In the days before I developed a systematic winnowing process
for choosing my favorite cookbooks, I often found myself making a
familiar argument, as I stood - book in hand - over the discard
pile. "But having all these recipes in one place - that's got
to be worth something, right?"
Usually the cookbook in question leans on a lot of really
familiar recipes: meat loaf, roast chicken, tomato-basil-mozzarella
salad. It's usually nicely produced, with a lot of white
space in the design. There's probably a pretty nice
photograph, and the recipe is accurate as far as it goes. "I
know how to make all of these dishes in my sleep," I say to myself,
"but still...they're all in the same place!"
I put the cookbook on the shelf, and there it sits, for two
years or the next cleanup, at which time the process is
repeated.
When I decided on my 7 questions to consider when choosing a
cookbook, this was nearly the 8th. But over time, I've
come to think of "all in the same place" as a line of last
resort for a cookbook--an excuse for me to keep something pretty
but completely impractical.
I think a classic example of
this dilemma can be found in Martha's
American Food. Straight-ahead recipes that probably work
just fine, beautifully designed, well-illustrated--but nothing new.
Blueberry pancakes, mac and cheese, mashed potatoes,
three-bean salad--I ask myself what I can still learn from these
recipes, and I come up short.
It's a credit to these book that the decision is so hard.
Couldn't I use it as a quick reference at my beach cottage?
I wheedle. Oh right, I don't have a beach cottage.

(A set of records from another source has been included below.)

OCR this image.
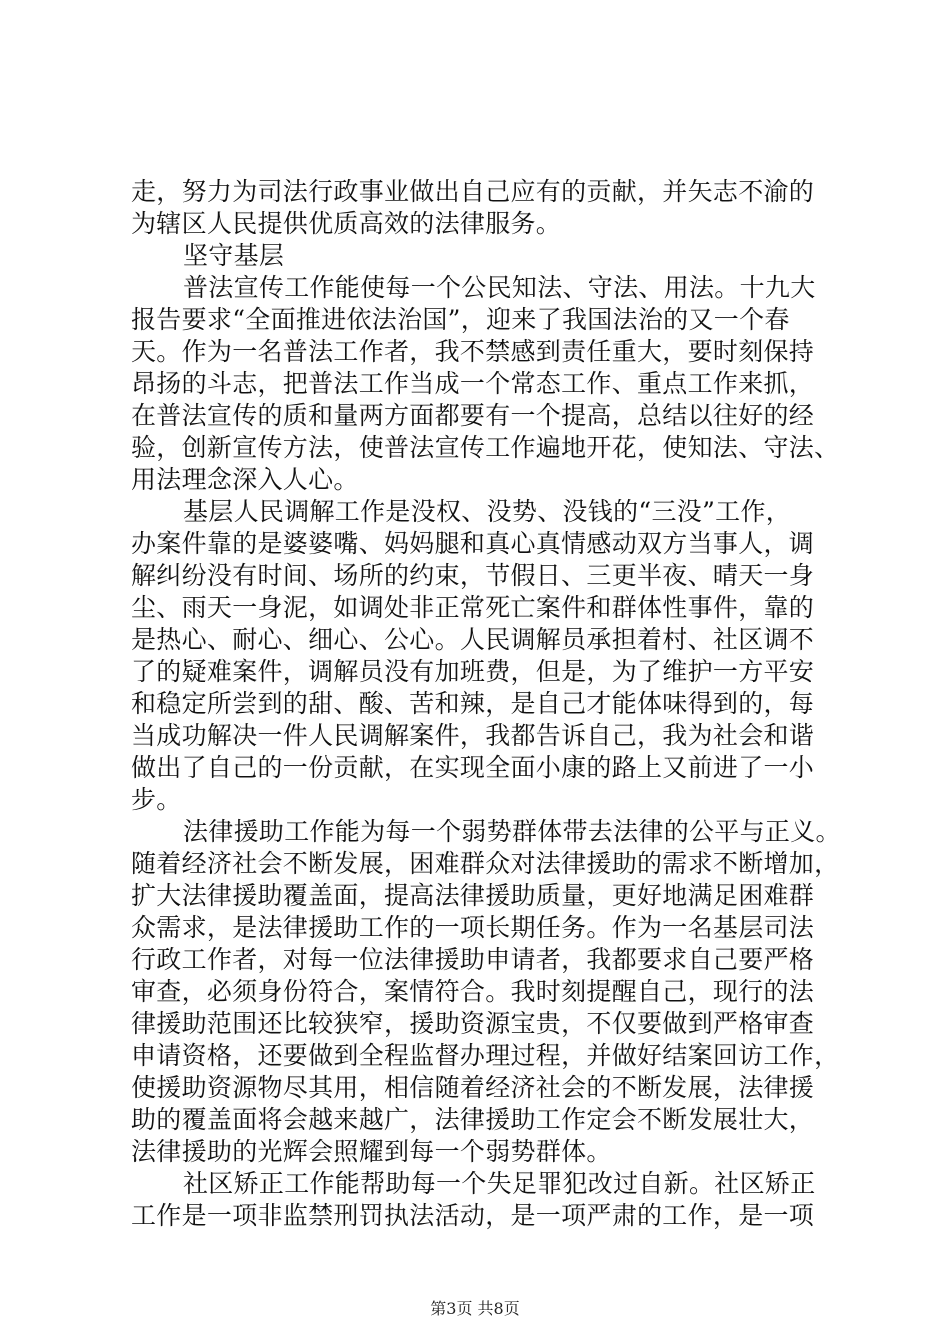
走，努力为司法行政事业做出自己应有的贡献，并矢志不渝的
为辖区人民提供优质高效的法律服务。
坚守基层
普法宣传工作能使每一个公民知法、守法、用法。十九大
报告要求“全面推进依法治国”，迎来了我国法治的又一个春
天。作为一名普法工作者，我不禁感到责任重大，要时刻保持
昂扬的斗志，把普法工作当成一个常态工作、重点工作来抓，
在普法宣传的质和量两方面都要有一个提高，总结以往好的经
验，创新宣传方法，使普法宣传工作遍地开花，使知法、守法、
用法理念深入人心。
基层人民调解工作是没权、没势、没钱的“三没”工作，
办案件靠的是婆婆嘴、妈妈腿和真心真情感动双方当事人，调
解纠纷没有时间、场所的约束，节假日、三更半夜、晴天一身
尘、雨天一身泥，如调处非正常死亡案件和群体性事件，靠的
是热心、耐心、细心、公心。人民调解员承担着村、社区调不
了的疑难案件，调解员没有加班费，但是，为了维护一方平安
和稳定所尝到的甜、酸、苦和辣，是自己才能体味得到的，每
当成功解决一件人民调解案件，我都告诉自己，我为社会和谐
做出了自己的一份贡献，在实现全面小康的路上又前进了一小
步。
法律援助工作能为每一个弱势群体带去法律的公平与正义。
随着经济社会不断发展，困难群众对法律援助的需求不断增加，
扩大法律援助覆盖面，提高法律援助质量，更好地满足困难群
众需求，是法律援助工作的一项长期任务。作为一名基层司法
行政工作者，对每一位法律援助申请者，我都要求自己要严格
审查，必须身份符合，案情符合。我时刻提醒自己，现行的法
律援助范围还比较狭窄，援助资源宝贵，不仅要做到严格审查
申请资格，还要做到全程监督办理过程，并做好结案回访工作，
使援助资源物尽其用，相信随着经济社会的不断发展，法律援
助的覆盖面将会越来越广，法律援助工作定会不断发展壮大，
法律援助的光辉会照耀到每一个弱势群体。
社区矫正工作能帮助每一个失足罪犯改过自新。社区矫正
工作是一项非监禁刑罚执法活动，是一项严肃的工作，是一项
第3页 共8页
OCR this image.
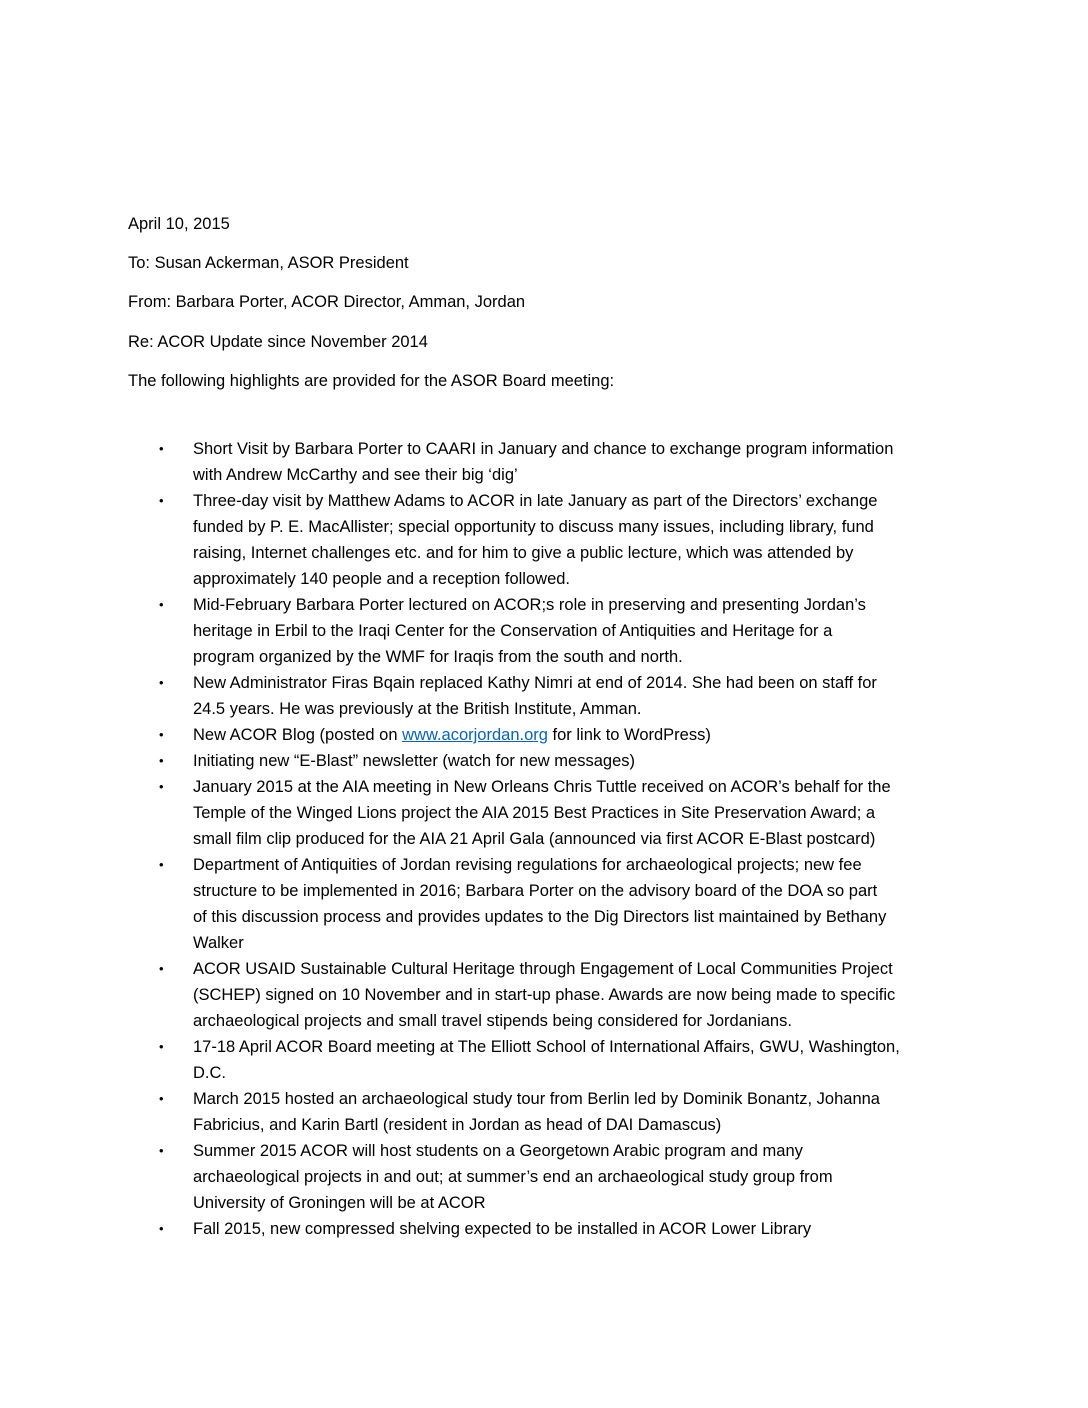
April 10, 2015
To: Susan Ackerman, ASOR President
From: Barbara Porter, ACOR Director, Amman, Jordan
Re: ACOR Update since November 2014
The following highlights are provided for the ASOR Board meeting:
•	Short Visit by Barbara Porter to CAARI in January and chance to exchange program information
with Andrew McCarthy and see their big ‘dig’
•	Three-day visit by Matthew Adams to ACOR in late January as part of the Directors’ exchange
funded by P. E. MacAllister; special opportunity to discuss many issues, including library, fund
raising, Internet challenges etc. and for him to give a public lecture, which was attended by
approximately 140 people and a reception followed.
•	Mid-February Barbara Porter lectured on ACOR;s role in preserving and presenting Jordan’s
heritage in Erbil to the Iraqi Center for the Conservation of Antiquities and Heritage for a
program organized by the WMF for Iraqis from the south and north.
•	New Administrator Firas Bqain replaced Kathy Nimri at end of 2014. She had been on staff for
24.5 years. He was previously at the British Institute, Amman.
•	New ACOR Blog (posted on www.acorjordan.org for link to WordPress)
•	Initiating new “E-Blast” newsletter (watch for new messages)
•	January 2015 at the AIA meeting in New Orleans Chris Tuttle received on ACOR’s behalf for the
Temple of the Winged Lions project the AIA 2015 Best Practices in Site Preservation Award; a
small film clip produced for the AIA 21 April Gala (announced via first ACOR E-Blast postcard)
•	Department of Antiquities of Jordan revising regulations for archaeological projects; new fee
structure to be implemented in 2016; Barbara Porter on the advisory board of the DOA so part
of this discussion process and provides updates to the Dig Directors list maintained by Bethany
Walker
•	ACOR USAID Sustainable Cultural Heritage through Engagement of Local Communities Project
(SCHEP) signed on 10 November and in start-up phase. Awards are now being made to specific
archaeological projects and small travel stipends being considered for Jordanians.
•	17-18 April ACOR Board meeting at The Elliott School of International Affairs, GWU, Washington,
D.C.
•	March 2015 hosted an archaeological study tour from Berlin led by Dominik Bonantz, Johanna
Fabricius, and Karin Bartl (resident in Jordan as head of DAI Damascus)
•	Summer 2015 ACOR will host students on a Georgetown Arabic program and many
archaeological projects in and out; at summer’s end an archaeological study group from
University of Groningen will be at ACOR
•	Fall 2015, new compressed shelving expected to be installed in ACOR Lower Library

Maybe I could use it when I need to quickly find a reliable
recipe for something standard? But no, I would probably do
that by looking on EYB, or if I didn't have EYB, by searching the
internet.
James Peterson's Vegetables is a nice package,
too. It's mildly informative, and there's a couple of simple
ways to make each vegetable. (But I already know a couple of
simple ways to make each vegetable!) Sometimes it's a matter
of a book aiming to be of such general use that it ends up covering
only what you can already find on Wikipedia. Sometimes it's
simply a matter of being too vague, as in Bake Something Great! where the word
"something" is the dealbreaker, for me. I don't want to bake
just "something". I want a fudgy brownie with hazelnuts and
cacao nibs! I want to learn better techniques! new ideas!
if I actually look up a roast chicken recipe, I want it to be
the best ever because of a secret brining method I don't know or an
ingredient I didn't think of--something that goes beyond "roast at
400 degrees for one hour".
But I don't want to be closed-minded about this. Have you
ever kept a cookbook just because it had everything in the same
place? And did you keep using it again an again, after all?
If it's a general cookbook that's stuck by you right through
the Information Age, I'm willing to bet it's a real keeper.